La desigualdad fomenta condiciones para la violencia, entre otras razones, porque incentiva actividades ilegales; engendra frustración entre los desposeídos, quienes perciben desventajas, falta de oportunidades e injusticia. Por las condiciones de desigualdad, algunos grupos poblacionales (mujeres, minorías étnicas y de género) se vuelven más vulnerables.
Ante el amasijo de problemas históricos y estructurales, el capítulo 5 se pregunta qué tan eficaces fueron las políticas de protección social. La conclusión se anticipa: la región exploró muchas políticas para abordar desigualdad y aumentar productividad, pero el éxito es limitado. Son políticas de corto plazo, fragmentadas e ineficaces, a veces, con efectos regresivos. La lección es nítida: sólo un abordaje desde la complejidad de las interrelaciones entre variables centrales logrará liberarnos de la trampa.
¿Atrapados en educación?
El PNUD advierte que América Latina es la región con menor movilidad educativa intergeneracional antes de la pandemia; que sus estudiantes más pobres enfrentan riesgos mayores de trompicarse en el circuito escolar.
La violencia en el continente afecta los resultados educativos. En tiempos de confinamiento, la violencia social y doméstica lastimó principalmente a adultos mayores y niños. El COVID-19 trajo una carga adicional de caos y muerte; acarrea crisis económicas y sociales que fragilizan aún más a las sociedades. En donde hubo avances, como la reducción de la pobreza multidimensional experimentada durante este siglo, la pandemia anuló la mejora en el nivel de vida de los hogares, los servicios de salud y educación, por los millones de alumnos que se desconectaron y la calidad de la enseñanza que pudieron recibir la mayor parte, especialmente en escuelas públicas.
Si las oportunidades educativas ya estaban desigualmente distribuidas, la pandemia acentuó la gravedad. En educación terciaria, por ejemplo, las diferencias son enormes entre el 20 % más bajo y el 20 % más alto.
El logro educativo, medido como promedio de años de instrucción formal en población adulta, pasó de 7.4 en el año 2000 a 9.3 en 2018. Los ricos, como los pobres, están más escolarizados que hace décadas, y eso es alentador, aunque sólo cinco países tienen promedio de escolaridad de más de 10 años entre los adultos de 25 a 65 años: Argentina, Chile, Panamá, Uruguay y Venezuela.
En el siglo XX creció la proporción de niños cuyo logro educativo al llegar a la edad adulta fue superior al máximo alcanzado por los padres. Pasó en el mundo y en América Latina. Sin embargo, la educación paterna sigue condicionando el nivel de escolaridad de los hijos. El informe sostiene que cada año de escolaridad de los padres aumenta la probabilidad de estudiar más años para los hijos, aunque esa variable pesa menos en Brasil, El Salvador, México y Venezuela.
Hay progresos: la desigualdad en la educación disminuyó. La probabilidad de que los niños de sectores desfavorecidos terminen la secundaria aumentó en América Latina, aunque la pandemia podría rebajarla, con afectaciones dispares por grupos económicos. Avanzó en igualdad de género, aunque persisten diferencias entre países, por ejemplo, atrasos en Bolivia y buenos resultados en Brasil.

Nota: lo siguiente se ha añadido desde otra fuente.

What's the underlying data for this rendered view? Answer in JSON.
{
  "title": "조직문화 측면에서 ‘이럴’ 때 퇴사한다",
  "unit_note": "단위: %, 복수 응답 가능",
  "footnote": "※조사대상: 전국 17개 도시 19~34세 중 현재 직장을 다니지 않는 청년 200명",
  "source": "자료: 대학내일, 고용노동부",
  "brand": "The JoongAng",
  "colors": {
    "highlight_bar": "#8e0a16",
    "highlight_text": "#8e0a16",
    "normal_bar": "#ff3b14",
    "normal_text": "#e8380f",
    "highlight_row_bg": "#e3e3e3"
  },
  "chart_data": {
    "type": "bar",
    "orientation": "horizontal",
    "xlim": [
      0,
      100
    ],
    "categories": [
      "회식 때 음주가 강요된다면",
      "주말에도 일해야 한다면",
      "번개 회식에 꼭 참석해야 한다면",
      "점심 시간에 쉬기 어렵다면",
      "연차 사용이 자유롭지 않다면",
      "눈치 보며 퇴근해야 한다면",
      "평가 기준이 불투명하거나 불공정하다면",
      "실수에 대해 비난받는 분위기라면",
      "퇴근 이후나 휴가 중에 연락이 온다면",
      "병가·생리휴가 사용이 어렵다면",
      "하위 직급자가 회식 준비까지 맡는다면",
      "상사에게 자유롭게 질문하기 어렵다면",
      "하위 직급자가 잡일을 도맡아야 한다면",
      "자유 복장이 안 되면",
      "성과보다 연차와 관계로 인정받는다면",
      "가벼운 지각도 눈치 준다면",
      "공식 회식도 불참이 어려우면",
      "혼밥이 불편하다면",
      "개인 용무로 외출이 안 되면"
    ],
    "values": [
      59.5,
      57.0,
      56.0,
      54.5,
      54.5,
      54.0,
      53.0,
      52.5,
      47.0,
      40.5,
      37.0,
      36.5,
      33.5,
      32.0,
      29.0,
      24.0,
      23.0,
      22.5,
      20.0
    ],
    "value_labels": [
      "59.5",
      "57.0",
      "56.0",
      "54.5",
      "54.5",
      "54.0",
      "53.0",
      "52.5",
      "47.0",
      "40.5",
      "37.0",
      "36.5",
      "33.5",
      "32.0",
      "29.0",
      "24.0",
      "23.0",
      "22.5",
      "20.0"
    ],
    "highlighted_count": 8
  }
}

En resumen, con el informe del PNUD podemos concluir que la expansión de los sistemas educativos ayuda a reducir la desigualdad, pero es insuficiente; porque faltan alternativas de política pública sistémicas y porque la calidad de la educación se distribuye inequitativamente.
En los países de América Latina y el Caribe, atrapados en las fauces de la desigualdad y el crecimiento pobre, las perspectivas para los sistemas educativos eran críticas antes de la pandemia; ahora se volvieron sombrías. No hay presente promisorio, pero el futuro puede empeorar. ¿Hay alguna vía para darle la vuelta a la historia?